Great? The community already did it with llama.cpp. Knowing the memory bandwidth bottleneck I can't imagine phones are going to do very well. But hey, llamas (1 and 2) run on rpi4, so it'll work. Just really, unusably, slow.
I think you'd be surprised by what's possible on mobile chips these days. They aren't going to be running the 70B model at useable speeds, but I think with enough optimization it should be possible to run the 7B and 13B models on device interactively. With quantization you can fit those models in less than 8GB of RAM.
The rate of token output is bottlenecked by the time it takes to transfer the model between RAM and CPU. Not the time it takes to do the multiplication operations. If you have the latest and greatest mobile phone and 8GB (or 12GB) of LPDDR5 on a Snapdragon 8 Gen 2 you still only have 8.5 Gbps memory bandwith (max, less in actual phones running it at slower speeds). That's 1 GB/s. So if your model is a 4 bit 7B parameter model that's 4GB in size that means it'll take at least 4 seconds per token generated. That is SLOW.
It doesn't matter that the Snapdragon 8 gen 2 has "AI" tensor cores or any of that. Memory bandwidth is the bottleneck for LLM. Phones have never needed HPC-like memory bandwidth and they don't have it. If Qualcomm is actually addressing this issue that'd be amazing. But I highly doubt it. Memory bandwidth costs $$$, massive power use, and volume/space not available in the form factor.
Do you know of a smartphone that has more than 1GB/s of memory bandwidth? If so I will be surprised. Otherwise I think it is you who will be surprised how specialized their compute is and how slow they are in many general purpose computing tasks (like transferring data from RAM).
People are unreasonably attracted to things that are "minimal", at least 3 different local LLM codebase communities will tell you _they_ are the minimal solution.[1]

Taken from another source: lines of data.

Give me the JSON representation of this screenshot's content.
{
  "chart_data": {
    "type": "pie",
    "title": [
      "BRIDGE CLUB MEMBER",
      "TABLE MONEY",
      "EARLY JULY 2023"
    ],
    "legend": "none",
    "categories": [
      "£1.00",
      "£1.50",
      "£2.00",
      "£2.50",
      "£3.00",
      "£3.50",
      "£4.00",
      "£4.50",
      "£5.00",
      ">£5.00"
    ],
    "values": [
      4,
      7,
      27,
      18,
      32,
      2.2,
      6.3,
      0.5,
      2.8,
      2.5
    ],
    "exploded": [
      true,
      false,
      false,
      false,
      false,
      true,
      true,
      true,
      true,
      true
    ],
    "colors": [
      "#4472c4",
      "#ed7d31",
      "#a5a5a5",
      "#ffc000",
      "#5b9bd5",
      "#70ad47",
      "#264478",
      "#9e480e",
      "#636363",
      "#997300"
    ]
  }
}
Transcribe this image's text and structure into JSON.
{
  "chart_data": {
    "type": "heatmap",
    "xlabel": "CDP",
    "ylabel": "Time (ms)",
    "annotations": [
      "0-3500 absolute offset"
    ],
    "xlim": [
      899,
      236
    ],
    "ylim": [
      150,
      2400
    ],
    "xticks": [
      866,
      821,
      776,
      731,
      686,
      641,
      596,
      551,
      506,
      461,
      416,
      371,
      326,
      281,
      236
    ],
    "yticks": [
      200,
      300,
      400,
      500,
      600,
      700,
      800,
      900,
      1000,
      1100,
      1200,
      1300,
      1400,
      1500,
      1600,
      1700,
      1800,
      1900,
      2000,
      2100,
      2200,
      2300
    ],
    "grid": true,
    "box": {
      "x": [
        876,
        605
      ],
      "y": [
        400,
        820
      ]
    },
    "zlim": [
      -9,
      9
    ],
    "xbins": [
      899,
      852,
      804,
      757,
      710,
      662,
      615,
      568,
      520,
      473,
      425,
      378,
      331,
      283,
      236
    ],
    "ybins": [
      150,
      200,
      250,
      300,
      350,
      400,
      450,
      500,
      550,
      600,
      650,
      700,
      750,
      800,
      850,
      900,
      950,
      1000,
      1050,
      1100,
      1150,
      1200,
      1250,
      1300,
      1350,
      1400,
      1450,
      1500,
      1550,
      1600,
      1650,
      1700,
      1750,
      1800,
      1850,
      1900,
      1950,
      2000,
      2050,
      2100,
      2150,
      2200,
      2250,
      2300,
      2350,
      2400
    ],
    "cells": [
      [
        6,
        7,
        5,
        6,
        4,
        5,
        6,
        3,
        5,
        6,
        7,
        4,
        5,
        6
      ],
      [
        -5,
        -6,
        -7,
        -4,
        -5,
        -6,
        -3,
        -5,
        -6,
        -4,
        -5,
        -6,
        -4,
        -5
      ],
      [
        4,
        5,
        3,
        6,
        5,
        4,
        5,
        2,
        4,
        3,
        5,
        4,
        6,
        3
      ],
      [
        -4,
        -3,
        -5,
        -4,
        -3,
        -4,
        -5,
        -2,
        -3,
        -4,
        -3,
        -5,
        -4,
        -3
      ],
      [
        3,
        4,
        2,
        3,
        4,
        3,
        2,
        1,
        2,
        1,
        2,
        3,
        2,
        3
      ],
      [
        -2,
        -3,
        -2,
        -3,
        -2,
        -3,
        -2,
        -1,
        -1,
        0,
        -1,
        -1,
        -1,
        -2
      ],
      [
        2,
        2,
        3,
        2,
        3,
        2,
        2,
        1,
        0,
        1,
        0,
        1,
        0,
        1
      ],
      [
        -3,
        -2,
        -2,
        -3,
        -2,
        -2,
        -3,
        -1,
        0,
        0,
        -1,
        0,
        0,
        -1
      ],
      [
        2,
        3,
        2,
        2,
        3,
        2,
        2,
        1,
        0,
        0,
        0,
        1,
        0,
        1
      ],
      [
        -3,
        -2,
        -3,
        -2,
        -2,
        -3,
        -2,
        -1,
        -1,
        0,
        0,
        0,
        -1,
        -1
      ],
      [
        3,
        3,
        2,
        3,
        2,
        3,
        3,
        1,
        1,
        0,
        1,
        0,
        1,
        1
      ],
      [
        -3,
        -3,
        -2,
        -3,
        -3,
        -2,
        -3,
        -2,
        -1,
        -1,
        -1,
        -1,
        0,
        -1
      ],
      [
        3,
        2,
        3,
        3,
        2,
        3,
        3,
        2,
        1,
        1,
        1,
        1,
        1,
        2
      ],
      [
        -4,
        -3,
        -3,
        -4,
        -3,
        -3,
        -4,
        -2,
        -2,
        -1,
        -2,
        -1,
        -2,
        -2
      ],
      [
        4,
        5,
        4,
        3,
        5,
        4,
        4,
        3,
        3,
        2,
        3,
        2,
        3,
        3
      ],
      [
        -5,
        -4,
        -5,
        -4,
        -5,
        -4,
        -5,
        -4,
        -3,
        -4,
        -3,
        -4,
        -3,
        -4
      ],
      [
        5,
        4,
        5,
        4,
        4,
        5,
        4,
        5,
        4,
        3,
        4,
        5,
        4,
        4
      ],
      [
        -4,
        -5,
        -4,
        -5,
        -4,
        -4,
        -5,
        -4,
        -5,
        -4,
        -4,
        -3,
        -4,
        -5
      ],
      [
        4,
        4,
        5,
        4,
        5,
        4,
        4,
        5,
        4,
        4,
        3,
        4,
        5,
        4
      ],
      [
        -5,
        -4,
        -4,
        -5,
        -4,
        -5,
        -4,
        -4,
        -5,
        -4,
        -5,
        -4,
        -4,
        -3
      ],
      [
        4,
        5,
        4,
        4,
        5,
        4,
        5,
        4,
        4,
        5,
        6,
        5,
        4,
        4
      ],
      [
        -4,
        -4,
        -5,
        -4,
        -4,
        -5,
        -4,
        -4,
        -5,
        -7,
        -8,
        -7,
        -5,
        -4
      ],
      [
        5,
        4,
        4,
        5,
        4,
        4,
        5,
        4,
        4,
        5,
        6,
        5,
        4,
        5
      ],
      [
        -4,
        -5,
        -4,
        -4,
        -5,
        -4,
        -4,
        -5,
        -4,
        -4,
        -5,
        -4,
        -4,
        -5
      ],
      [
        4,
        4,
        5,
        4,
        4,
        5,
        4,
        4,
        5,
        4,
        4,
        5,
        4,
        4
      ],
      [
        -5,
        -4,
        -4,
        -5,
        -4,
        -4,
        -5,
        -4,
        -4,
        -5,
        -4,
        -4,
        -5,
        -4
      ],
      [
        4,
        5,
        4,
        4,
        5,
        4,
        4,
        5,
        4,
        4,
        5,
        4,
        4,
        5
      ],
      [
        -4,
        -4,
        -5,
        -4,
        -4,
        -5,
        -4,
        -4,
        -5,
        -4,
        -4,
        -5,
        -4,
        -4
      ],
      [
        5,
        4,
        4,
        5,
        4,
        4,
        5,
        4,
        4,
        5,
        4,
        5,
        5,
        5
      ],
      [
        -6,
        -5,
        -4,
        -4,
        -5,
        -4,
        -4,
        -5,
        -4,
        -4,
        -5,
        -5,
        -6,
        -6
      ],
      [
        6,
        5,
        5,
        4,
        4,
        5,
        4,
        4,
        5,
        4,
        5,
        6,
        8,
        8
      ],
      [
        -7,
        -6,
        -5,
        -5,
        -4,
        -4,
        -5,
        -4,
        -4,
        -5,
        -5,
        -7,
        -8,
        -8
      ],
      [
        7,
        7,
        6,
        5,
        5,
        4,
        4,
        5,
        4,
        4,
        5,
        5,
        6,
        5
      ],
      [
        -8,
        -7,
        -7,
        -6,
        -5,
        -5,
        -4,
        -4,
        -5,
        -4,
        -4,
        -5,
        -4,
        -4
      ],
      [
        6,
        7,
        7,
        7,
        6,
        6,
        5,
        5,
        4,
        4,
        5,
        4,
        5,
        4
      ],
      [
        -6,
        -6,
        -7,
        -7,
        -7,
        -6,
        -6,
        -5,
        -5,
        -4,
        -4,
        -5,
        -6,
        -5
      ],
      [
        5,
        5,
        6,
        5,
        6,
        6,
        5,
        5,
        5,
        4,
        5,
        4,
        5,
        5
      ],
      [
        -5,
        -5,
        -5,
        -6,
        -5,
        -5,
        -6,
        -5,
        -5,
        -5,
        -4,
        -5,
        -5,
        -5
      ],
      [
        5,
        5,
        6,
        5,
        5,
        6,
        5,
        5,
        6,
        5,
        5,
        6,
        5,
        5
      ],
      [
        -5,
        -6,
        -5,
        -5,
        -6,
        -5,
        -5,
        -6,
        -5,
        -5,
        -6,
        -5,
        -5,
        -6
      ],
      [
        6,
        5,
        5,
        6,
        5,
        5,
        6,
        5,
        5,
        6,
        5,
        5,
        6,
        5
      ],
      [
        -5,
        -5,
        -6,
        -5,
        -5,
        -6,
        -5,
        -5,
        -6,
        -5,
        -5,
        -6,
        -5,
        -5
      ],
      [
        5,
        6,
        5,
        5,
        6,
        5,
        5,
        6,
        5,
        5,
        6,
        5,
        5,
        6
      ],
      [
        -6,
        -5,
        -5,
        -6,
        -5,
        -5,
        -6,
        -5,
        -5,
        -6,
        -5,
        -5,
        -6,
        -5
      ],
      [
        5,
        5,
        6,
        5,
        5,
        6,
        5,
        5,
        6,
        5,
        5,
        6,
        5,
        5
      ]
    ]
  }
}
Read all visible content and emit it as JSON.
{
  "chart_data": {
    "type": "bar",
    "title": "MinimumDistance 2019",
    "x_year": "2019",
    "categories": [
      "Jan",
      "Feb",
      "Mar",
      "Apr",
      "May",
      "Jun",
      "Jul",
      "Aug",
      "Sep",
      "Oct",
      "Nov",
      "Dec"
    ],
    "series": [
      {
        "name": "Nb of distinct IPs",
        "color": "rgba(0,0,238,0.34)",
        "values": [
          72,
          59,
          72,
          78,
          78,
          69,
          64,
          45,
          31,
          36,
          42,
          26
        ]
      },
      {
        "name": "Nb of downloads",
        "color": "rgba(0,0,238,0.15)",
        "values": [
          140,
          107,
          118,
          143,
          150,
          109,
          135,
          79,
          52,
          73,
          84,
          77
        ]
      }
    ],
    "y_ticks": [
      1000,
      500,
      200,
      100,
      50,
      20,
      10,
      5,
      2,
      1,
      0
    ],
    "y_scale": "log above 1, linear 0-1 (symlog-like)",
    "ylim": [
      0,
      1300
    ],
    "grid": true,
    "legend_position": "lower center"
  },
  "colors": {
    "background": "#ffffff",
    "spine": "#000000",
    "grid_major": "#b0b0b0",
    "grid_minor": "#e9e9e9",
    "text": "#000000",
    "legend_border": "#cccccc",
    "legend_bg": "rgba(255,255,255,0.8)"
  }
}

It's genuinely helpful to have a static target for technical understanding. Other projects end up with a lot of rushed Python defining the borders in a primordial ecosystem with too many people too early.
[1] Lifecycle:
A lone hacker wants to gain understanding of the complicated word of LLMs. They implement some suboptimal, but code golfed, C code over the weekend. They attract a small working group and public interest.
Once the working group is outputting tokens, it sees an optimization.
This is landed.
It is applauded.
People discuss how this shows the open source community is where innovation happens. Isn't it unbelievable the closed source people didn't see this?[2]
Repeat N times.
Y steps into this loop, a new base model is released.
The project adds support for it.
However, it reeks of the "old" ways. There's even CLI arguments for the old thing from 3 weeks ago.
A small working group, frustrated, starts building a new, more minimal solution...
[2] The closed source people did. You have their model, not their inference code.
Optimization for this workload has arguably been in-progress for decades. Modern AVX instructions can be found in laptops that are a decade old now, and most big inferencing projects are built around SIMD or GPU shaders. Unless your computer ships with onboard Nvidia hardware, there's usually not much difference in inferencing performance.
Pretty much all of Qualcomm's SOCs are built using stock ARM core designs. ARMnn is optimized for multicore A-series chips, which constitutes everything from the Snapdragon 410 to the 888 (~2014-modern day).
Even on a platform where they are fast, I haven't found a solid real world use case personally for anything other than GPT-4 quality LLM. Am I missing something?
Non-commercial entertainment. Which makes this move by Qualcomm all the weirder. I agree, the llamas and all the other foundational models and all of their fine-tunes are not really useful for helping with real tasks that have a wrong answer.